I recently bumped upon this quote while surfing the internet – “Quitting is not giving up, it’s choosing to focus on something that is more important”. I then realised how accurate it was and so much relevant, particularly, when considered in the context of a job. That is when I thought I have to share this new found ‘not guilty’ realisation with you through my blog. Read If you are about to quit the job that you have started recently)
Well, first things first, it is not possible for you to satisfy everyone around you, so why not stick to just one person that you aim at satisfying, and that is – yourself. There will be a huge swell around you the moment you even dare to say the words ‘I want to quit’; hence to keep yourself well guarded it is essential that you are firmly convinced that you are not doing the wrong thing. And this you can do only when you have worked out the math of the situation before actually hitting others with that cannonball.

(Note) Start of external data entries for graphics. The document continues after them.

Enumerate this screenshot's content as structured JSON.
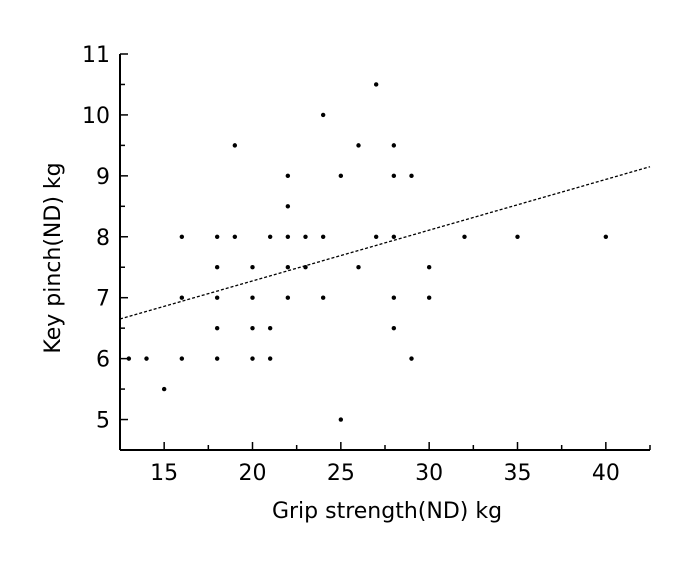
{
  "chart_data": {
    "type": "scatter",
    "title": "",
    "xlabel": "Grip strength(ND) kg",
    "ylabel": "Key pinch(ND) kg",
    "xlim": [
      12.5,
      42.5
    ],
    "ylim": [
      4.5,
      11
    ],
    "xticks": [
      15,
      20,
      25,
      30,
      35,
      40
    ],
    "yticks": [
      5,
      6,
      7,
      8,
      9,
      10,
      11
    ],
    "grid": false,
    "colors": {
      "points": "#000000",
      "trendline": "#000000",
      "axes": "#000000"
    },
    "series": [
      {
        "points": [
          [
            13,
            6
          ],
          [
            14,
            6
          ],
          [
            15,
            5.5
          ],
          [
            16,
            8
          ],
          [
            16,
            7
          ],
          [
            16,
            6
          ],
          [
            18,
            8
          ],
          [
            18,
            7.5
          ],
          [
            18,
            7
          ],
          [
            18,
            6.5
          ],
          [
            18,
            6
          ],
          [
            19,
            9.5
          ],
          [
            19,
            8
          ],
          [
            20,
            7.5
          ],
          [
            20,
            7
          ],
          [
            20,
            6.5
          ],
          [
            20,
            6
          ],
          [
            21,
            8
          ],
          [
            21,
            6.5
          ],
          [
            21,
            6
          ],
          [
            22,
            9
          ],
          [
            22,
            8.5
          ],
          [
            22,
            8
          ],
          [
            22,
            7.5
          ],
          [
            22,
            7
          ],
          [
            23,
            8
          ],
          [
            23,
            7.5
          ],
          [
            24,
            10
          ],
          [
            24,
            8
          ],
          [
            24,
            7
          ],
          [
            25,
            9
          ],
          [
            25,
            5
          ],
          [
            26,
            9.5
          ],
          [
            26,
            7.5
          ],
          [
            27,
            10.5
          ],
          [
            27,
            8
          ],
          [
            28,
            9.5
          ],
          [
            28,
            9
          ],
          [
            28,
            8
          ],
          [
            28,
            7
          ],
          [
            28,
            6.5
          ],
          [
            29,
            9
          ],
          [
            29,
            6
          ],
          [
            30,
            7.5
          ],
          [
            30,
            7
          ],
          [
            32,
            8
          ],
          [
            35,
            8
          ],
          [
            40,
            8
          ]
        ]
      }
    ],
    "trendline": {
      "style": "dotted",
      "x": [
        12.5,
        42.5
      ],
      "y": [
        6.65,
        9.15
      ]
    }
  }
}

So, the thing you have to ask yourself is, does this current job make you unhappy? If the answer is yes, then you have removed the first obstacle. There is no point in doing something that does not make you happy or give you a sense of fulfilment. Being overstressed due to work pressure, not finding any progress in accordance to your career plans, finding your goals are different from the company’s goals and your boss showing no interest in working on employee engagement; are hints for you to prepare to say you want to quit.
The next speed breaker will be the beginning of answering how you should quit. Having a backup plan is the foremost consideration in this category. You need to have a plan of what you intend to do after you have left the job for real. Having done this, you can call the shots and make the much surprising announcement and put down the papers to quit your job. This, by the way, is the decent way of resigning and the suggested one. The other way is to end the association with the company on a wrong note, i.e., there are instances where there is an exchange of unpleasant words and an ugly encounter between the employer and the employee. This is what needs to be avoided, remember; you cannot afford to burn bridges in your professional life. The reason behind it is that at some point or the other you may require a reference for your new job and if you have a bitter ending in your previous workplace, there are chances you will never be able to get that reference. So, the wise thing would be to handle your departure from the former company with the utmost dignity and grace.
When you have decided to take such a drastic step as calling it ‘quits’ you will have to be open to learning new things and explore all options of your interest; you cannot afford to be rigid. After you are sorted with all these things, it is wise to seek the advice of a career coach you will refine the way you are conducting yourself.
I hope this blog has convinced you that wanting to quit your job is in no way ‘a pang of guilt’ that you should have; hence I suggest you quit when you must!